Home Land by Sam Lipsyte is never going to make one of those Bests Books for Young Adults lists. For one thing, the main character isn't a young adult but a thirty-something.

For another, while the classic theme for young adult novels is "Who am I?" or "Who am I going to be?" the theme of Home Land is "Life sucks and then you die." (Which might be said to be a classic theme of thirty-something novels.)

And, finally, some critics claim that young adult novels must also carry a message of hope. For instance, young men reading King Dork-type books may leave the experience hoping that young women they barely know will offer to perform sexual acts for them. Young women reading The Gossip Girl and her many copiers may be left with the hope that one day they, too, can be nasty bitches with lots of expensive stuff. The message of Home Land is that, nah, none of that stuff is going to happen. And if it does, it's going to be seriously disappointing.

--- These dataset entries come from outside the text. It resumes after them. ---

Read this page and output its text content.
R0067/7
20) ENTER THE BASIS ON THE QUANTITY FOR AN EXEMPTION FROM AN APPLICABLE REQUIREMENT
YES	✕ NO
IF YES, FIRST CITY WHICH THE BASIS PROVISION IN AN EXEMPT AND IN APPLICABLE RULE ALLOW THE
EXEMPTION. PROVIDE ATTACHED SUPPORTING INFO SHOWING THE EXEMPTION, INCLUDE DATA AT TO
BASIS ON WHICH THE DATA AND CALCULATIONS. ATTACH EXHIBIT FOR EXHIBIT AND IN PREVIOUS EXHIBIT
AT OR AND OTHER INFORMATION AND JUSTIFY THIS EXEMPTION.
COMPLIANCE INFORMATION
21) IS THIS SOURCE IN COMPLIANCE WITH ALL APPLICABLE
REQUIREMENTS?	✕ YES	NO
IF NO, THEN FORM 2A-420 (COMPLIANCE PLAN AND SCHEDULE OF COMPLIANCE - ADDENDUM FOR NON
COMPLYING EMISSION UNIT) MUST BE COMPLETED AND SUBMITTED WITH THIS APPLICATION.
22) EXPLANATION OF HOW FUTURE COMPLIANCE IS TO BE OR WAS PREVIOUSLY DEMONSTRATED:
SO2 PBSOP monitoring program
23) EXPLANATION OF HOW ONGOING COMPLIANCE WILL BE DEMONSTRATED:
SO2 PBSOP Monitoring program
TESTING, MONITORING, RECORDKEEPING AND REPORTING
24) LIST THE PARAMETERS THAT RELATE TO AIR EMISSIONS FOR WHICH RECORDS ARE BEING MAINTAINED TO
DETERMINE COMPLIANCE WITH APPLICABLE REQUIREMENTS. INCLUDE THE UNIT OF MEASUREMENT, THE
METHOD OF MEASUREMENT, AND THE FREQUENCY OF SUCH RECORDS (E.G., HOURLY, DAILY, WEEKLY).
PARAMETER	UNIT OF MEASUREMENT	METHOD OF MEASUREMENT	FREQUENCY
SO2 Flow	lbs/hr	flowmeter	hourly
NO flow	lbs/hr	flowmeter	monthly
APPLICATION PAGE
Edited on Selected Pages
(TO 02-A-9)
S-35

But in a weird, twisted way Home Land is sort of the next, logical step for readers of YA. It has an outsider, first-person narrator writing about high school and what happens after high school. It's like YA but older and with lots more drugs and unwholesome sex.

Just how much of an outsider is the adult Lewis Miner? This poor, miserable guy lives on his own only because his mother is dead so he can't live with her. He spends his free time (of which he has quite a bit because he rarely works) writing updates for his high school alumni newsletter. None of these are ever published for what might be called obvious reasons. But he covers all the classic high school stereotypes and what became of them after they headed out into the real world. None of it's pretty. No one comes to a good end.

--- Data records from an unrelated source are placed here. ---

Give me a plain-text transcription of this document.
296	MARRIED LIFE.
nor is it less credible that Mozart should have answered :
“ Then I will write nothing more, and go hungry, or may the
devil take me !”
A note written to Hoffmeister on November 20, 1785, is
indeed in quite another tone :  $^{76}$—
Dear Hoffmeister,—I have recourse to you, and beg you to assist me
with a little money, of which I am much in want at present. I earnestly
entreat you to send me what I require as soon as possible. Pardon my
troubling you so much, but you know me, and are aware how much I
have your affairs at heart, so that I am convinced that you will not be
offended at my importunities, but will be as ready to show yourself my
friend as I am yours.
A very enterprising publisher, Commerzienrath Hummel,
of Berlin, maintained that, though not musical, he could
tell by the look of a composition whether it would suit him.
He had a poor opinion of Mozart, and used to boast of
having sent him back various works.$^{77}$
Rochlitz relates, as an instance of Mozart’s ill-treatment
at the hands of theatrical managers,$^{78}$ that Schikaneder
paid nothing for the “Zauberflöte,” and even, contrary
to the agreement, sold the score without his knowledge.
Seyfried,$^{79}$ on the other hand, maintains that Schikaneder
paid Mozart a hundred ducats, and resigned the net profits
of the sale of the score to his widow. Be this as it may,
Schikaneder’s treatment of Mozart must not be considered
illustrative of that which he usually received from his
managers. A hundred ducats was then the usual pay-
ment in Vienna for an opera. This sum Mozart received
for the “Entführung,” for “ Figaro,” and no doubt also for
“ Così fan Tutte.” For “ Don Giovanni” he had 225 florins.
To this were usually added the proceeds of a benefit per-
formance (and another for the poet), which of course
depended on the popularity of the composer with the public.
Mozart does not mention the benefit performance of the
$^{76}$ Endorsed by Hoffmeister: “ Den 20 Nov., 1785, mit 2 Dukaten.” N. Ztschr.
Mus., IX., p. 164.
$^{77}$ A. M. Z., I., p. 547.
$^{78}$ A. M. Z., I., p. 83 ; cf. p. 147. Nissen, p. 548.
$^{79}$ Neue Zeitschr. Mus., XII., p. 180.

Which makes a great deal of sense. Have you ever thought of what will become of those girls in the rich-girls-gone-bad stories? Or what about those sad boys who just can't catch a break? YA books are filled with these kids, and we finish them thinking that things are going to turn around for them.

But will they?

Home Land is not a quick read. Lipsyte writes with a rich, sophisticated style and a sly wit. His book is heavily populated with characters I couldn't always keep track of--much as I can't keep track of those girls in bitch posses.

Teens probably don't need to be exposed to this kind of stuff. They'll find out about life soon enough on their own. Plus some of the sexual content is what might be described as unsavory. I don't want to be accused of not warning you. But that mystery age group between 18 and, say, 24 might suck this up and say, "Yes! Yes! This is exactly how life is!"

I like reading a book like Home Land once in a while, myself. I can't make a habit of it, though, because my insurance isn't so good that I can afford to stay on anti-depressants for any length of time.